The strange thing is if i sign into the Mobile app on my ipad it says 26 days left and at the bottom DISK USAGE 18GB of 57GB.


Its really not worth using lightroom yet as i dont want to start my photo collection until this issue is sorted in case i have to delete everything.
The technician said they will either phone me or email a resolution.
Does anyone have any ideas about the issue.
RegardS Adrian


----------



## clee01l

Is this the subscription that you licensed?
https://creative.adobe.com/plans/of...undle&ef_id=U0gjiwAABGyju6T7:20140411171659:s

If so, there seems to be something missing from your post. 
Have you downloaded and installed the Creative Cloud Desktop App & Adobe Application Manager? 

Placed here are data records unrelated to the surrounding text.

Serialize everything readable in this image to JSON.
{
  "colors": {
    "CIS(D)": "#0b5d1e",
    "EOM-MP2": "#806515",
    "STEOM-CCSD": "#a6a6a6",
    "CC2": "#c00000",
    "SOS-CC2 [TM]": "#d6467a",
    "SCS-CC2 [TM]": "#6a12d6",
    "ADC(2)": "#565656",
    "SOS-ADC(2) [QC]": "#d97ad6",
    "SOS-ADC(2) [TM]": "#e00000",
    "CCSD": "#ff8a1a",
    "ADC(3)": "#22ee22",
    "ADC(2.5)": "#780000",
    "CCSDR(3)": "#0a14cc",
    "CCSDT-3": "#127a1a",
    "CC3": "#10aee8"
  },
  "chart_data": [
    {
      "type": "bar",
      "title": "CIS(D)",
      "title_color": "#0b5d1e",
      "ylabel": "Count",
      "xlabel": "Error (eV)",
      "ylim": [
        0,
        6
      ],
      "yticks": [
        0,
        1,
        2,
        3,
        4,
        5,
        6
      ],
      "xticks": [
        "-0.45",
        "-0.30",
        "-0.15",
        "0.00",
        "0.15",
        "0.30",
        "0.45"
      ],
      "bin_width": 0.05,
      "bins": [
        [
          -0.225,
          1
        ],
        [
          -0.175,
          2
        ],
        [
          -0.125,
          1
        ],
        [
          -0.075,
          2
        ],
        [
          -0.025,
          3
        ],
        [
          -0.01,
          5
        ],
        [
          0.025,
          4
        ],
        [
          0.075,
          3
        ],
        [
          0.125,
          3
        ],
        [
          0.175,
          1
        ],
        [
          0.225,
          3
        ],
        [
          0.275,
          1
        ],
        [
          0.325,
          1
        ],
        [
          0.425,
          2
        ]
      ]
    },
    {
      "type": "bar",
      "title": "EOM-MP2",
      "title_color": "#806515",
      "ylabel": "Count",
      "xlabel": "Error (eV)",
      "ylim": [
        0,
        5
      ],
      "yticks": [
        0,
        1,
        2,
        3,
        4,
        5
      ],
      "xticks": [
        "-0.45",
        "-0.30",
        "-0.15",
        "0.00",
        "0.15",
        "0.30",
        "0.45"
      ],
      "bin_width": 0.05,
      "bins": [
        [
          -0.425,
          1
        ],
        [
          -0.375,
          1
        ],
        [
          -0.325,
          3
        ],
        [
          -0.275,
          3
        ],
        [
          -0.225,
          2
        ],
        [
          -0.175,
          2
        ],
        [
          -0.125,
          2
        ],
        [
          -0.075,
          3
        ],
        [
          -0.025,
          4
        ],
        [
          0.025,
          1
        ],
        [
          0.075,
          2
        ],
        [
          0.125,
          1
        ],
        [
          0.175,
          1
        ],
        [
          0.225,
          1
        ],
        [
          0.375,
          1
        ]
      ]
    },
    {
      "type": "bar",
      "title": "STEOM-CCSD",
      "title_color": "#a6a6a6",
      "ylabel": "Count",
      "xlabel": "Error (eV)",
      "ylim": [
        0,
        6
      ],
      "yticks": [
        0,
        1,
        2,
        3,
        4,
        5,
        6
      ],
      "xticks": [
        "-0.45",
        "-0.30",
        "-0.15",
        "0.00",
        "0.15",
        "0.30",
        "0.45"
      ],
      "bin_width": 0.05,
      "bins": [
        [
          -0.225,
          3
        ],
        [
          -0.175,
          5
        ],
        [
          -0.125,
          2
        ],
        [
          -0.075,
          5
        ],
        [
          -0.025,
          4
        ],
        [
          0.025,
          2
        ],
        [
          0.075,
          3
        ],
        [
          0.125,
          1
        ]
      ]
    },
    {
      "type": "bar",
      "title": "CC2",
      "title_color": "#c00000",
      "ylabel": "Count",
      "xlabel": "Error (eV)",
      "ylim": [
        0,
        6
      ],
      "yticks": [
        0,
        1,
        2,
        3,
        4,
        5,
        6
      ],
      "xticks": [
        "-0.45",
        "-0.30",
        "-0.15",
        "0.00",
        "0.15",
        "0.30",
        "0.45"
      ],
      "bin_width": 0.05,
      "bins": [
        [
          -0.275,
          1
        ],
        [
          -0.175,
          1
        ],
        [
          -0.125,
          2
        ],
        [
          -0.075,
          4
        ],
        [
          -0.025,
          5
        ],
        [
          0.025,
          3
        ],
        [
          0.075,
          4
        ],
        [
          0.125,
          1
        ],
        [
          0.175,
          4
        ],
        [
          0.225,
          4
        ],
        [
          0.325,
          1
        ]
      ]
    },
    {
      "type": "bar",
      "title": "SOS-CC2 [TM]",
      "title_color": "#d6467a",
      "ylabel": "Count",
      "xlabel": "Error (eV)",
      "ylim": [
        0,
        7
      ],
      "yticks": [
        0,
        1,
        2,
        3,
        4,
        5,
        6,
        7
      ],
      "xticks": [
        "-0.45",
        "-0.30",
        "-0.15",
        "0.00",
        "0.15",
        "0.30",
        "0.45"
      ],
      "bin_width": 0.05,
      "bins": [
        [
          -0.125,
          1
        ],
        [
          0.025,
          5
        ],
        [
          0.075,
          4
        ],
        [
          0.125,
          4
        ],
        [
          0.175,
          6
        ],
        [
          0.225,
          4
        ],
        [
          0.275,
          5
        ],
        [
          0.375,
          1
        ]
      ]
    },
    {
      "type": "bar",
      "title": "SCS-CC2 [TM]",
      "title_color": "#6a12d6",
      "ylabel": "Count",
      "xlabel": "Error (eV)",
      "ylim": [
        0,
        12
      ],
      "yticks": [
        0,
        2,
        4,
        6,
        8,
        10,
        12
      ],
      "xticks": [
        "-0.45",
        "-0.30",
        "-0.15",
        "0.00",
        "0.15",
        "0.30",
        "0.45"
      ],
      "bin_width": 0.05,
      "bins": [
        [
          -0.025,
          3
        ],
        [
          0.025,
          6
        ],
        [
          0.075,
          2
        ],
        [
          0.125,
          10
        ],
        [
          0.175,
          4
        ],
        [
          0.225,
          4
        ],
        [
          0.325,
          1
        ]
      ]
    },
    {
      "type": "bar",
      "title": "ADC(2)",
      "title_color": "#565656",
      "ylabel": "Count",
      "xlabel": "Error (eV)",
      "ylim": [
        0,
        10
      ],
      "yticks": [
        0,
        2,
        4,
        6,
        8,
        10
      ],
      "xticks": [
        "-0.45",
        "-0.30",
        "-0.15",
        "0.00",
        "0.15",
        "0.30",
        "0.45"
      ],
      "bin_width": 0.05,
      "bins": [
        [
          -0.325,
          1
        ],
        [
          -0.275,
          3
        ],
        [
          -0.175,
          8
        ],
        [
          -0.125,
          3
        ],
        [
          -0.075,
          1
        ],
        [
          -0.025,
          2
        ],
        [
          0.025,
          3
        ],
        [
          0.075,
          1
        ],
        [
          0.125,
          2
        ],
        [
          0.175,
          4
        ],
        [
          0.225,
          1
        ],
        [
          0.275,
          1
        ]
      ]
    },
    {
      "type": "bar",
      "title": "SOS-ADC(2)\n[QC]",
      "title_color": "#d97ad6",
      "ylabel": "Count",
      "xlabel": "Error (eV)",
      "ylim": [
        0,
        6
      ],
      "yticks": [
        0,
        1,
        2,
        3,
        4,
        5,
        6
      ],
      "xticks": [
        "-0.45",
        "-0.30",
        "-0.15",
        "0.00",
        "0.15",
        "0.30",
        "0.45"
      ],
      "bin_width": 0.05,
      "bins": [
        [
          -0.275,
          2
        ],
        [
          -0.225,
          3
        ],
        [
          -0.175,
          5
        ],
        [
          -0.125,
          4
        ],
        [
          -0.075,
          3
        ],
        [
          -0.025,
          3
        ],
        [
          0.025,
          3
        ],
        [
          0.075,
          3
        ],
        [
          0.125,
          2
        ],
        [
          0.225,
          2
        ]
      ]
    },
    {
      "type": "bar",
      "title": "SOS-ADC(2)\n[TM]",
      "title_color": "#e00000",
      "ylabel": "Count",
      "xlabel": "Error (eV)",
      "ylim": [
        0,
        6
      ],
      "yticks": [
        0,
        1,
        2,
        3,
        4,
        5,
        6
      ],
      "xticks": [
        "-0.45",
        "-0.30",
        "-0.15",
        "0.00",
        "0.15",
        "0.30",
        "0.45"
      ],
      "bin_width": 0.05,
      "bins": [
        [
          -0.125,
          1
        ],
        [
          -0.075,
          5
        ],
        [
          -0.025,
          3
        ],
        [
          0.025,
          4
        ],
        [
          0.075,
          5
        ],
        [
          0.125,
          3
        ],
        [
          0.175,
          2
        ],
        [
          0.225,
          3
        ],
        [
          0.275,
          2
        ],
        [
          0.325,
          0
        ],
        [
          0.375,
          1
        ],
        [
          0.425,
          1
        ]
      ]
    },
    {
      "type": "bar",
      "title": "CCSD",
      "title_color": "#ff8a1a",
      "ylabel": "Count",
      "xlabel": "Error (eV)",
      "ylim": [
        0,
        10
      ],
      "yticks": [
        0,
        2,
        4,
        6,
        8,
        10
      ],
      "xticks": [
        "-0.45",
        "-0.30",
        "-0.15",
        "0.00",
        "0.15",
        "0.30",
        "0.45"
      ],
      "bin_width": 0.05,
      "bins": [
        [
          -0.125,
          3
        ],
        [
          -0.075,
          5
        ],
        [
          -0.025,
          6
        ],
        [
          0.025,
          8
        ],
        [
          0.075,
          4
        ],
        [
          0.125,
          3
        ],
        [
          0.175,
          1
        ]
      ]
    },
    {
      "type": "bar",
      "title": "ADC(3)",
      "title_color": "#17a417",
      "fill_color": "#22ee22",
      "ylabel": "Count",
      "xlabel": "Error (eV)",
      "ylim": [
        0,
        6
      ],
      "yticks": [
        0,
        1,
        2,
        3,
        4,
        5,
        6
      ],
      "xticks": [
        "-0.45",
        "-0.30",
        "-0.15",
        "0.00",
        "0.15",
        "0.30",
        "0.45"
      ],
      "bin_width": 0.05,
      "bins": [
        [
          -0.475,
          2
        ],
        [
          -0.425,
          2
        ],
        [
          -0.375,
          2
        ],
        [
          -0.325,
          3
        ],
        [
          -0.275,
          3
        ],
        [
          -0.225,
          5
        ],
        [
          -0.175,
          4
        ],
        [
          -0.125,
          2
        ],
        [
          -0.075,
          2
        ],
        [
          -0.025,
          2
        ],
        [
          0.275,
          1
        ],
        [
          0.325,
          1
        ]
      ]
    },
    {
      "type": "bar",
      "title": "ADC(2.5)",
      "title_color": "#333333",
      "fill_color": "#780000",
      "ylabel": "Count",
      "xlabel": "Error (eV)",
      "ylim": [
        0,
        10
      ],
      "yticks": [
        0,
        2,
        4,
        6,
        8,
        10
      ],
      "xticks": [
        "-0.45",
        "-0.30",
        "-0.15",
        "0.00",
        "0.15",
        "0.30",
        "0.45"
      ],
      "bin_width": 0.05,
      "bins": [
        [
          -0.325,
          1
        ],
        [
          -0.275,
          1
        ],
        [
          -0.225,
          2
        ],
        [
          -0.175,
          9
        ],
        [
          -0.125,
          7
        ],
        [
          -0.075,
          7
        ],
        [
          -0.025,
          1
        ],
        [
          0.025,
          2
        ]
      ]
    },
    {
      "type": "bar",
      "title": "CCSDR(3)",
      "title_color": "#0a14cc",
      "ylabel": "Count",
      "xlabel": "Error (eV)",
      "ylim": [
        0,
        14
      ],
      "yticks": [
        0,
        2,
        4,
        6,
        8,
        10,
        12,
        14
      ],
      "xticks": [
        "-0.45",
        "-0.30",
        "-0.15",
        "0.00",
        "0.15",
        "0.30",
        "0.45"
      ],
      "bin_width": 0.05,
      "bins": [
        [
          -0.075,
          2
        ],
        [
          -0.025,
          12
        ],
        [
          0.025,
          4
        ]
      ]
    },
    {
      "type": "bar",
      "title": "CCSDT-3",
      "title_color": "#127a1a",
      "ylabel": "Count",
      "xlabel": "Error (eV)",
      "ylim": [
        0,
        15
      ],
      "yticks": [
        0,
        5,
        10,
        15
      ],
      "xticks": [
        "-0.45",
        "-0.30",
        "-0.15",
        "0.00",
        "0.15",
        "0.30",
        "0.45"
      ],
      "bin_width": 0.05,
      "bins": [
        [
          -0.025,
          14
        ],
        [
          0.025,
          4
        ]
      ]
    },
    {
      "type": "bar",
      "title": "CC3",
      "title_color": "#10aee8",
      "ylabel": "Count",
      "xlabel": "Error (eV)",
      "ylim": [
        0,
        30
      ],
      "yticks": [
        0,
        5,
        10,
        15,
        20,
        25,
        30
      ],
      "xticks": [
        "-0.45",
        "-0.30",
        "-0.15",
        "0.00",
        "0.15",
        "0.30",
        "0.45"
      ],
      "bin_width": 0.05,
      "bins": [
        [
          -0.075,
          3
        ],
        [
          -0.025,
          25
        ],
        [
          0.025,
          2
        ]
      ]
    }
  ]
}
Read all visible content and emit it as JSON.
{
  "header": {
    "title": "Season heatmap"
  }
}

http://www.adobe.com/appsmanager/index.html

If not, then you need to do this first. 
When installed, you can open the App Tab and click on the {Install} button for the apps in your subscription


----------



## AdeC

Hi
yes that is the subscription and i have the apps manager on the top bar of my macbook pro.I downloaded lightroom & photoshop last night from the drop down list and if i click on it 
it lists Your APPS as lightroom and photoshop and both show up to date.

Regards Adrian


----------



## clee01l

OK, then if I understand correctly, your LR app is working fine and not showing as a trial but your Lightroom Mobile app on the iPad is showing as a trial and it is the iPad App that is the problem.  
I'm going to have to plead ignorance on the iPad LR app since I have not installed it on my iPad.


----------



## AdeC

hi clee,
The notification is in the left hand corner of lightroom on my macbook pro it says 27 days left in lightroom mobile trial.
The lightroom version is 5.4 which is the current version and i can't work out why it says 27 days on my laptop and 26 days on my iPad. 
i  am very confused and really would like to get to the bottom of the issue.

Adrian


----------



## Jim Wilde

Actually, it sounds more like this issue:

http://helpx.adobe.com/lightroom/kb/lightroom-mobile-tells-you-youre.html


----------



## AdeC

Hi Jim.
i just looked at the link and that seems to be the explanation but would this still come up in the desktop version too like it does on mine.
I can't believe i have been in chat with the tech support for the best part of 2 hours this afternoon and it is a known issue why on earth aren't they aware

Adrian


----------



## Jim Wilde

Yes I think so....this is the thread from the Adobe U2U forum where I found that link to the Adobe KB article: http://forums.adobe.com/thread/1446903?tstart=90

As for Adobe tech support....no comment!


----------



## AdeC

Hi Jim,
There seems to be a lot of people with the same problem so hopefully it will be resolved ASAP. Especially before my 27 or 26 Days are up (of my so called trial).
I really would like to start using lightroom but am apprehensive in case i have to uninstall everything.

I am still really surprised the tech support were not aware of the issue even when there was post from Adobe staff about the issue.
To make matters worse i had to get my other half to walk home from work because of being in the chat with tech support for so long:hm: 

Thanks for your help Jim
Adrian


----------



## clee01l

ade123 said:


> ... I really would like to start using lightroom but am apprehensive in case i have to uninstall everything...


If Lightroom Mobile is the only reason that you bought LR, It might take a short while to resolve it. An Adobe response to KB 7221644 will be your solution for that part.  If you purchased the LR/PSCC bundle for the benefits that LR brings I would not hesitate to make use of the LR/PSCC parts of your subscription.


----------



## AdeC

Hi Cletus 
The mobile aspect wasn't the only reason I subscribed as it gives me an opportunity to use and learn photoshop too.
i just didn't want start using LR until the issue was resolved incase there were other problems with the subscription
I suppose I could start using LR on my MacBook Pro and wait until the issue is solved on the mobile side of things and then
sync to it afterwards.
regards Adrian


----------



## Victoria Bampton

They should just need to change something in the database, so I'm sure they'll figure it out before the 26 days expires.  They'll have an awful lot of furious people if they don't!  So I'd say you're quite safe to start experimenting with mobile.  When they resolve it, they might ask you to sign out and in again, but that won't lose anything.


----------



## AdeC

Victoria 
Thanks for the advice and I will start using LR this weekend and hopefully they will resolve the issue soon.
once again thank you very much for the advice and congrats on running such a helpful site and also producing
a fantastic book 
Adrian


----------



## AdeC

I have just signed into lightroom on both MacBook and iPad and all is now as it should be it shows I am now subscribed.
many thanks for all the advice and thanks to Adobe for a quick remedy.
Ade


----------